AG slams Opposition’s last-minute push for prisoners to vote
Attorney General, Anil Nandlall
Mere months before the 2025 General and Regional Elections, opposition-nominated commissioners on the Guyana Elections Commission (GECOM) have been pressing for prisoners to be allowed to vote.
However, their calls have been deemed “obstructionist” by Attorney General Anil Nandlall, who on Tuesday evening reminded that while in government from 2015 to 2020 and previously from 1964 to 1992, this same group of politicians never pioneered a policy to allow prisoners to vote.
“They governed the country for 28 years and then another five [2015-2020]; they never championed the cause of prisoners voting for all those years. The laws have never changed. “How come, three months before elections, this is an issue of sudden contention?” he questioned during his weekly programme “Issues in the News”.
“They didn’t know they wanted prisoners to vote when they were in government?” he added.
Noting that the commissioners pushing this agenda “have been in politics since before I was born”, Nandlall said the matter could have been dealt with at any other time.
Historically, prisoners in Guyana do not vote.

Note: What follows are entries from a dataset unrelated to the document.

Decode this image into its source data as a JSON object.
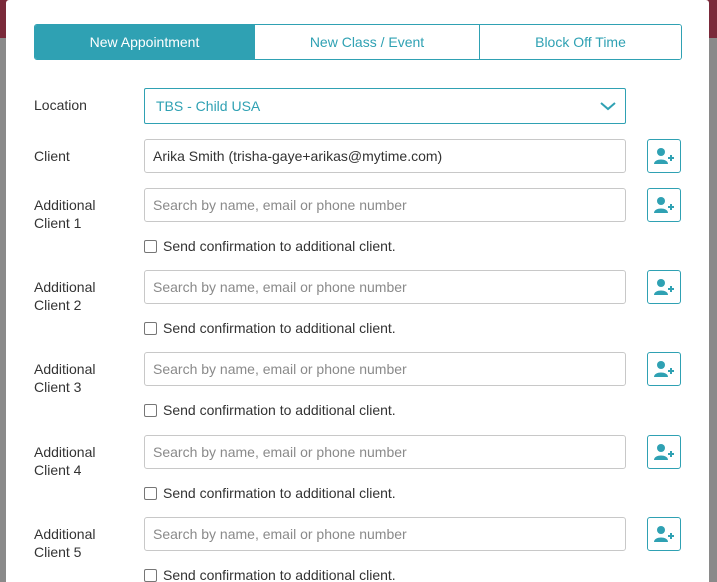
{
  "tabs": [
    {
      "label": "New Appointment",
      "active": true
    },
    {
      "label": "New Class / Event",
      "active": false
    },
    {
      "label": "Block Off Time",
      "active": false
    }
  ],
  "location": {
    "label": "Location",
    "value": "TBS - Child USA"
  },
  "client": {
    "label": "Client",
    "value": "Arika Smith (trisha-gaye+arikas@mytime.com)"
  },
  "additional_clients": [
    {
      "label_line1": "Additional",
      "label_line2": "Client 1",
      "placeholder": "Search by name, email or phone number",
      "checkbox_label": "Send confirmation to additional client."
    },
    {
      "label_line1": "Additional",
      "label_line2": "Client 2",
      "placeholder": "Search by name, email or phone number",
      "checkbox_label": "Send confirmation to additional client."
    },
    {
      "label_line1": "Additional",
      "label_line2": "Client 3",
      "placeholder": "Search by name, email or phone number",
      "checkbox_label": "Send confirmation to additional client."
    },
    {
      "label_line1": "Additional",
      "label_line2": "Client 4",
      "placeholder": "Search by name, email or phone number",
      "checkbox_label": "Send confirmation to additional client."
    },
    {
      "label_line1": "Additional",
      "label_line2": "Client 5",
      "placeholder": "Search by name, email or phone number",
      "checkbox_label": "Send confirmation to additional client."
    }
  ],
  "colors": {
    "accent": "#2fa1b3",
    "text": "#333333",
    "placeholder": "#8a8a8a",
    "border": "#c8c8c8"
  },
  "icons": {
    "add_client": "add-user-icon",
    "dropdown": "chevron-down-icon"
  }
}
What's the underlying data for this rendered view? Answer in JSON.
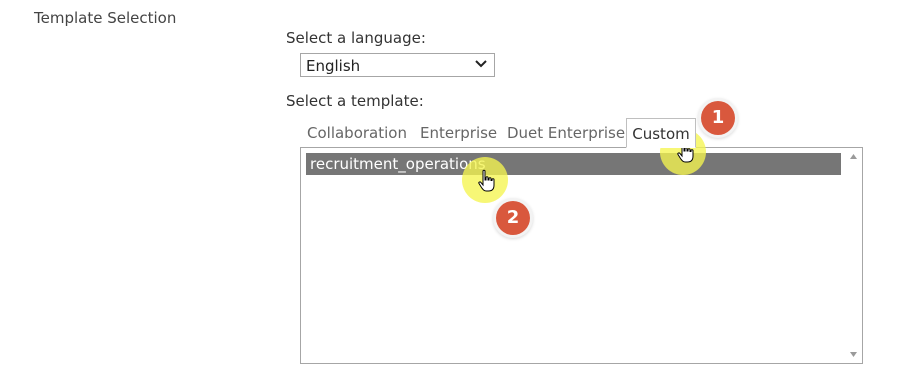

While the AG said he is unclear of the exact reason this system was passed down from the British, it may be related to the loss of freedom for those incarcerated.
“I suspect that philosophically, it may have been felt that that part of their freedom, the right to vote…would have been curtailed by your imprisonment.” He explained.
“The Constitution that confers the fundamental rights and freedoms on the citizens also subjects those rights to restrictions. These restrictions include persons who lost their liberty and are in custody due to sentences and orders of courts of competent jurisdiction. Therefore, the same way that prisoners lose their right to liberty, it includes their right to vote. Prisoners generally lose a number of freedoms by virtue of the imprisonment. These will obviously include the right to vote. This is provided for by the Constitution, the very instrument that gives them the freedom,” Nandlall added.
To change this, he said a policy has to be formulated and the law adjusted. This too must be accompanied by administrative and logistic arrangements for inmate voting to be made possible.
“You can’t spring that on a population and spring that on the elections commission three months before elections. You clearly want to frustrate the holding of elections; you want to obstruct elections from taking place, and that will not happen,” he affirmed.